A real reform in the economy should put regulatory reform on par, and actually ahead of, tax reform. It is much easier to achieve, as in most cases it does not require an act of congress. Most regulations are simply an executive power issue. The only effective regulatory reform is one that will not only stop the new regulations but also cut existing ones massively.

A serious presidential contender who understands what real business life is would have vowed to cut regulations by 50%. This is not an exaggeration or an arbitrary number. I am absolutely sure that at least half of the regulations on the books are obsolete, not being enforced anyway or—and that is the important part—cost more to adhere to and enforce than they are worth. Only by creating such a hard and firm goal for deregulation can one shake the behemoth that is the government bureaucracy.

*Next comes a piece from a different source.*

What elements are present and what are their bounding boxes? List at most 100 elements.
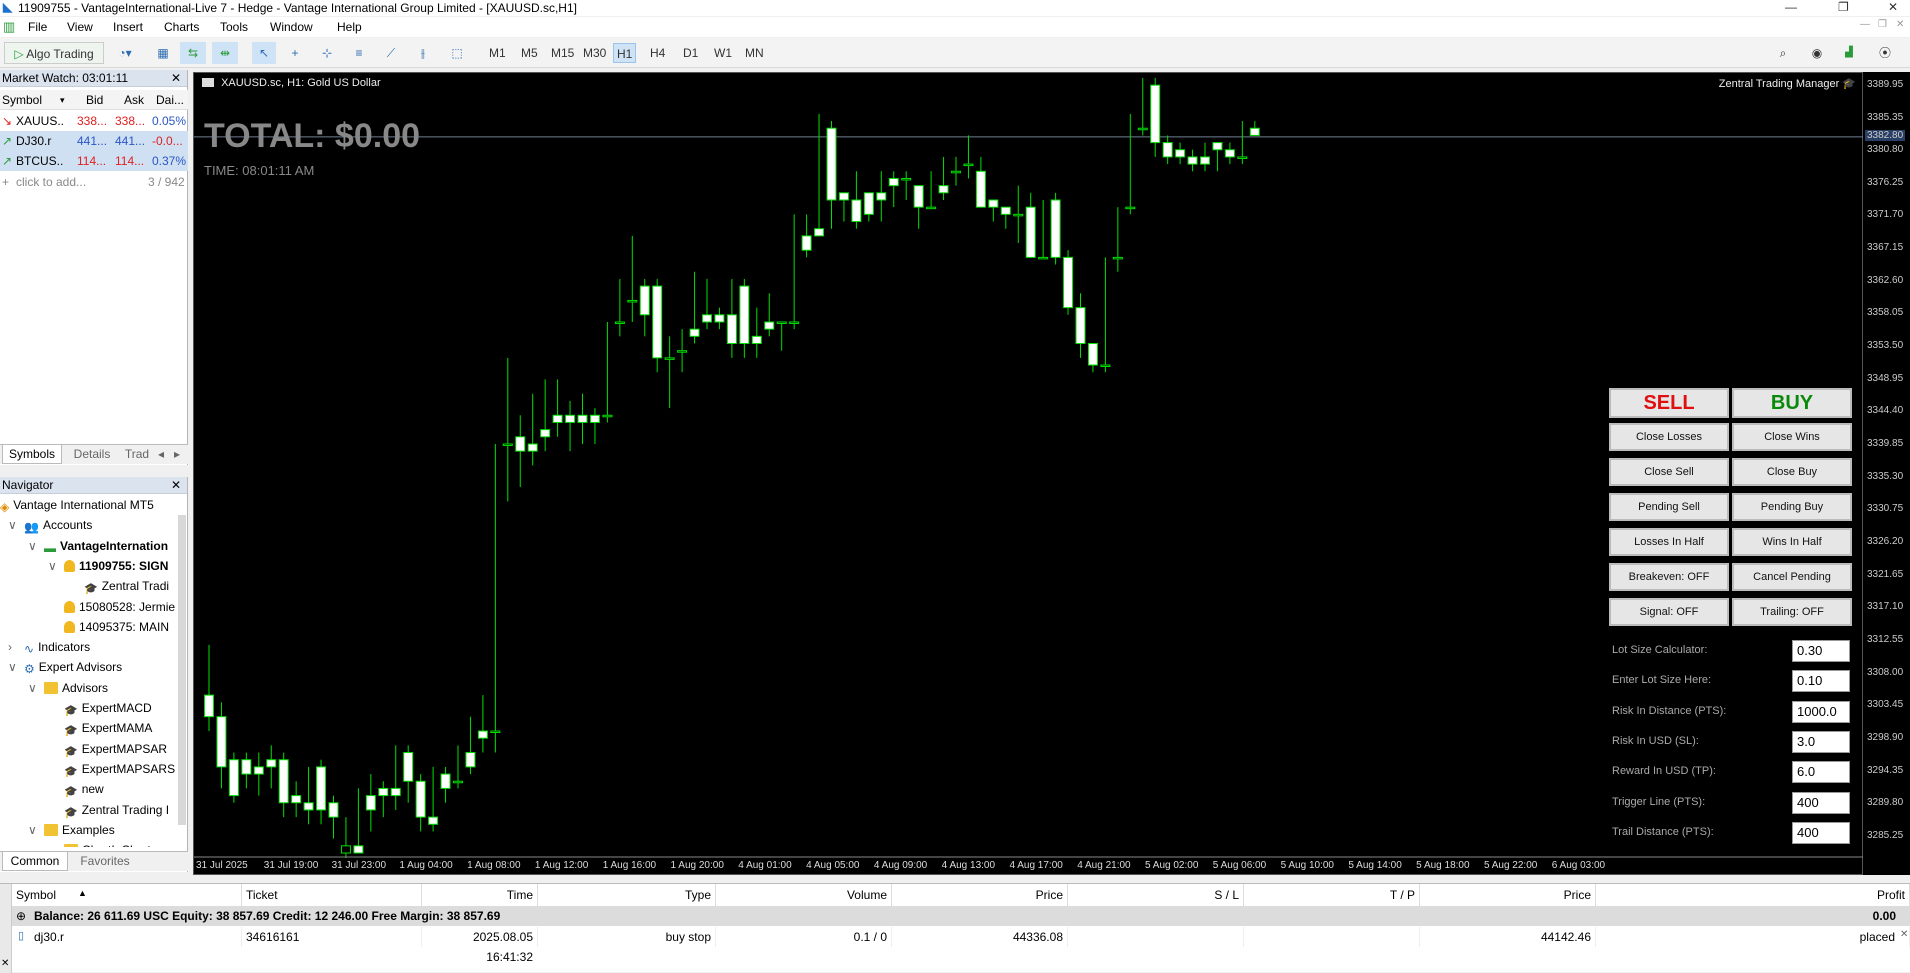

This bureaucracy has survivalist self-interest in maintaining these regulations and adding more as any such regulation creates government jobs and enhances the bureaucracy.

Only a massive rout of regulation would kick start the small business sector and the startup of new business, which is so essential to elevate the growth levels in the overall economy.

One must draw a line and state that the least important and least beneficial bottom 50% of the regulation on the federal government books will be eliminated and that effort will be made to get state executives to do the same.

That is a far more important reform than a tax reform (which is very important too) and one that can be achieved fast with immediate and significant positive effects on growth.

Yet, hardly anyone ever speaks of that other than the lip service that comes after a full-blown discussion of the benefit of tax reform. All true, but secondary in importance.